Dziczek Polawski c. Coopérative d’habitation Skanagowa, 2019 QCRDL 27048 (CanLII)
Qu’est-ce qu’une clause de départ?
La clause de départ est bien connue dans le milieu des coopératives d’habitation. Il s’agit d’une clause prévoyant que le membre doit quitter la coopérative s’il perd son statut de membre, par démission ou exclusion.
Elle peut se lire ainsi :
“Advenant la perte de son droit de membre, le locataire s’engage à quitter la coopérative à la fin du présent bail.“
La Cour du Québec a déjà reconnu la validité de cette clause dans l’affaire Coopérative d’habitation Le Rouet c. Herrera, 2004 CanLII 1881 (QC CQ) :
[50] On peut dire ainsi que le contrat de bail fait partie du privilège rattaché au droit d’être membre d’une coopérative. Au privilège d’être membre est rattaché celui d’être locataire.“[51] Si l’on cesse d’être membre, rien ne répugne au fait de cesser d’être locataire à la fin du bail.
[52] Dès lors, la clause par laquelle un membre s’engage à quitter à la fin de son bail et laquelle est conforme aux dispositions de la Loi sur les coopératives est celle du Code civil du Québec.”Cette analyse a été depuis réitérée par la Cour du Québec et la Régie du logement à plusieurs reprises.
Est-ce que la clause de départ s’applique au locataire non-membre?
La majorité des coopératives d’habitation ont un règlement prévoyant qu’il ne peut y avoir qu’un seul membre par logement (Loi sur les coopératives, art. 221).
Il arrive parfois que les coopératives concluent un bail avec non seulement le membre, mais également avec un autre locataire, comme le conjoint du membre.
La question de l’application de la clause de départ au locataire non-membre se pose alors.
Est-ce que la clause de départ produit des effets juridiques seulement à l’égard du membre?

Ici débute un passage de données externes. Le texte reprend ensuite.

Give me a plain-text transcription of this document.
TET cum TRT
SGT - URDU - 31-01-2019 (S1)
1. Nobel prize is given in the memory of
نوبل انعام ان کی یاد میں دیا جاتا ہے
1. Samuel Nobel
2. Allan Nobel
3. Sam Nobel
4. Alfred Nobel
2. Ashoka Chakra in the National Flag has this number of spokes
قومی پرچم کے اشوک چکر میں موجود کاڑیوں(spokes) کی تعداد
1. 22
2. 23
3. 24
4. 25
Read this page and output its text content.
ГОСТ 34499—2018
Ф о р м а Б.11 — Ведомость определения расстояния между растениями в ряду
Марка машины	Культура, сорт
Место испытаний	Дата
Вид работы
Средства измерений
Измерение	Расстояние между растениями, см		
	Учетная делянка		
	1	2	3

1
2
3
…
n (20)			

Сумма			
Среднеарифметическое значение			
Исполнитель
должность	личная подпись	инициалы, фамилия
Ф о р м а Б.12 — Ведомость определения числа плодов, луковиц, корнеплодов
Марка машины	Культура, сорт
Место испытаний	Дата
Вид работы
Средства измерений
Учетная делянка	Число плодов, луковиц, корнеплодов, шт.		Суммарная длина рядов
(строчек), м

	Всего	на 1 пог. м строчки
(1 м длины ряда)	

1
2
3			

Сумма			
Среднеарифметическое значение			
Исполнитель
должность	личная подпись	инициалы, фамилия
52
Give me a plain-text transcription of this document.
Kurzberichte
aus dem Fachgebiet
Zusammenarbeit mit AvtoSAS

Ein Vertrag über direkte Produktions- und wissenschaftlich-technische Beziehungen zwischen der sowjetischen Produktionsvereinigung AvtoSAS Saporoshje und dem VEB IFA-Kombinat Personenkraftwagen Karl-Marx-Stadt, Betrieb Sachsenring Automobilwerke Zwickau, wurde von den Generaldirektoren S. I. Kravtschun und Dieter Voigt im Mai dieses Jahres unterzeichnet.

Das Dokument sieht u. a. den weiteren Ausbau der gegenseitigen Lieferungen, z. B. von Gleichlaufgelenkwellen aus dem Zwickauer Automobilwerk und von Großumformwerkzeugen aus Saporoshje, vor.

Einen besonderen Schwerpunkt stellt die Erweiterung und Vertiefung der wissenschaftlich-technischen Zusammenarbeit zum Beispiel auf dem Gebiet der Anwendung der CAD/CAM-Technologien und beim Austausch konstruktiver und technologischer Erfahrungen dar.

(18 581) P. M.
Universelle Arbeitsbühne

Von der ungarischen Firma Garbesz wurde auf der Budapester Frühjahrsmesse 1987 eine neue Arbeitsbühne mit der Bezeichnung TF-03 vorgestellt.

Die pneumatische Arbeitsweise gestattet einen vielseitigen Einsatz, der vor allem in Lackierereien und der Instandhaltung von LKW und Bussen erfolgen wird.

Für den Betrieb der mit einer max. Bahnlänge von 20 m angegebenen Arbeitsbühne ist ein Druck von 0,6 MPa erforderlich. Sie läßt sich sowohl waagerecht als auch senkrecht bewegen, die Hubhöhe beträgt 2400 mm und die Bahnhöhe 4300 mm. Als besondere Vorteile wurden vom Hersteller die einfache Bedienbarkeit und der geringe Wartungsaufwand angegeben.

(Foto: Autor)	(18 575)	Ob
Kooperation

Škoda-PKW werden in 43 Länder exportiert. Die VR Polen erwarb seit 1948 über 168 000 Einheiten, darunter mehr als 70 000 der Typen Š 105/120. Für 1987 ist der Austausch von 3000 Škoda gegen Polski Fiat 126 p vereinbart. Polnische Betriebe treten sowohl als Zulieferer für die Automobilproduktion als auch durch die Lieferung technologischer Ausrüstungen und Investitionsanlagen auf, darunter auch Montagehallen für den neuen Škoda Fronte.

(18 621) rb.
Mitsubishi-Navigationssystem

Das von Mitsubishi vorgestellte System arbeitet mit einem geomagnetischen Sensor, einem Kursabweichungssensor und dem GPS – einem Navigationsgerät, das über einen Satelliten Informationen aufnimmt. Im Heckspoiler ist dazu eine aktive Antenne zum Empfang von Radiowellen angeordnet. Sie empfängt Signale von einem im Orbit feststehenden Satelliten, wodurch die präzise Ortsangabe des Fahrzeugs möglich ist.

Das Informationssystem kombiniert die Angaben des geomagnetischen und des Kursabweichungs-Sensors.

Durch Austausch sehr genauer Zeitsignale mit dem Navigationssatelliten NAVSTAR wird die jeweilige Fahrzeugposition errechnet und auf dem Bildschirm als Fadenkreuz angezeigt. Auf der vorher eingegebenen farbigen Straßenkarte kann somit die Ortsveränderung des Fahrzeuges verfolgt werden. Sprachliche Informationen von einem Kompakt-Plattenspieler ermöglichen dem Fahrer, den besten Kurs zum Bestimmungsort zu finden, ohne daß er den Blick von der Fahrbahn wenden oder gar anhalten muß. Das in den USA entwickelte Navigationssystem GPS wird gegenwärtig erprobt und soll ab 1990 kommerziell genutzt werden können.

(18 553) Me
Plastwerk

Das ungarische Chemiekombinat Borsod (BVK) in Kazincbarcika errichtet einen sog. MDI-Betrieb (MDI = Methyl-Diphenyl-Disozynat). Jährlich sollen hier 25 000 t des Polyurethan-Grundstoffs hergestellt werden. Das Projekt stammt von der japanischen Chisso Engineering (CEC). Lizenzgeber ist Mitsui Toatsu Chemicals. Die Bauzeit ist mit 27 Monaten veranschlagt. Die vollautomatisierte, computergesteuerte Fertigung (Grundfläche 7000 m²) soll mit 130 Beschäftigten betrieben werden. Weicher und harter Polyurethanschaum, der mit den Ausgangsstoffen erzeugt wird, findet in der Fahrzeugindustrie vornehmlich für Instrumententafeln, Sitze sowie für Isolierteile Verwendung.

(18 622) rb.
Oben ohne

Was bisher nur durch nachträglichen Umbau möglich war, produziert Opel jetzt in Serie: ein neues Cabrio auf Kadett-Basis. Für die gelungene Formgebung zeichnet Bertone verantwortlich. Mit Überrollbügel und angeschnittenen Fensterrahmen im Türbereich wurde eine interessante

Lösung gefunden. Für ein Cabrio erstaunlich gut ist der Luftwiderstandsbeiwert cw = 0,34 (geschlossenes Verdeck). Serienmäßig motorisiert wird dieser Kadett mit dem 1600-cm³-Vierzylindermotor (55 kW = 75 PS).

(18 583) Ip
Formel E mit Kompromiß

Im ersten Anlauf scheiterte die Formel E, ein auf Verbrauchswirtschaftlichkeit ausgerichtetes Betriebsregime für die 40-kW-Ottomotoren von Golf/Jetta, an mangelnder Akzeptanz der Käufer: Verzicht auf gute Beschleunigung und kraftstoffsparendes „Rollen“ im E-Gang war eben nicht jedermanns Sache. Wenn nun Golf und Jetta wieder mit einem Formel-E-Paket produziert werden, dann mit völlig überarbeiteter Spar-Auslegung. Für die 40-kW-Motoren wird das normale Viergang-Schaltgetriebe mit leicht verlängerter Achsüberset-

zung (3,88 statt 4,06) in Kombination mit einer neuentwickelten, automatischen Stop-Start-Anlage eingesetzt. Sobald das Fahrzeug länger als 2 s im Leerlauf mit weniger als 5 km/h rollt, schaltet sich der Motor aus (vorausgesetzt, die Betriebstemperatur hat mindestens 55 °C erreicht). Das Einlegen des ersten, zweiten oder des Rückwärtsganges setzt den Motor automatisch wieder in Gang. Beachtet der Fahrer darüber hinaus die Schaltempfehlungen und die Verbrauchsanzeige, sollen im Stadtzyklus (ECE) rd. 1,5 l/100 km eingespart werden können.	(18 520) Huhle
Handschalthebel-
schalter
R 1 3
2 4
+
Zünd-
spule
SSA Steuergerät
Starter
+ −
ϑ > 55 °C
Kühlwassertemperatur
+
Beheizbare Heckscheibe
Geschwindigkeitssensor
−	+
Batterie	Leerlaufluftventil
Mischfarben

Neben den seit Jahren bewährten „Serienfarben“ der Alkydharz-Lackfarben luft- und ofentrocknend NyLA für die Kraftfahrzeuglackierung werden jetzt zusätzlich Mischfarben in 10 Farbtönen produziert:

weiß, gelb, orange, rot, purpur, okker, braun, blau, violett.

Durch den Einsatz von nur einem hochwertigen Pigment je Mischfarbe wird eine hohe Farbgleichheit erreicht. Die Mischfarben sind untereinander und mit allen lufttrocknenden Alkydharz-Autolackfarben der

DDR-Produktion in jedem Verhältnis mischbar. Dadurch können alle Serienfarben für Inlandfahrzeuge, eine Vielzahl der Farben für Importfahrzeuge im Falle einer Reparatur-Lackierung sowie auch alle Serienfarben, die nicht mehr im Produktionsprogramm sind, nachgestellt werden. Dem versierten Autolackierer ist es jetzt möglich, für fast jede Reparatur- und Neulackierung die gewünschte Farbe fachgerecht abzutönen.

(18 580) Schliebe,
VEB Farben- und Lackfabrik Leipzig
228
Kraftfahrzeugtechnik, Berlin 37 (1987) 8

Autrement dit, est-ce que la clause de départ peut également forcer le départ du locataire non-membre en cas de démission ou d’exclusion du membre?
Dans l’affaire Dziczek Polawski c. Coopérative d’habitation Skanagowa, la Régie du logement a été saisie de la question. La locataire non-membre défendait la position que la clause de départ ne peut pas priver le locataire non-membre du droit au maintien dans les lieux loués et que seul le locataire membre doit quitter.
La cour a rejeté cette thèse.
La Régie du logement a statué que cette thèse « aurait pour effet de donner plus de droits aux locataires non-membres qu’aux membres eux-mêmes, ce qui irait à l’encontre des principes coopératifs ». De plus, cette thèse aurait « pour effet de donner plus de droits aux membres qui sont en colocation qu’aux membres qui sont les seuls locataires inscrits à leurs baux, et ce, par une interprétation des règlements de la coopérative menant à une incohérence absolue ».
De l’avis de la Régie du logement, la clause de départ ne pourrait presque jamais trouver application si la clause ne s’appliquait pas au locataire non-membre. En effet, « il y aura toujours, dans les cas de colocation, au moins un locataire qui n’est pas membre de la coopérative. Selon l’argument présenté, la coopérative ne pourrait donc jamais éviter la reconduction du bail sur lequel sont inscrits deux locataires ou plus, même lorsque le locataire qui est membre de la coopérative perd son statut ».
En conclusion, en application de la clause de départ, le locataire non-membre doit quitter le logement à la fin du bail lorsque le locataire membre perd son statut de membre.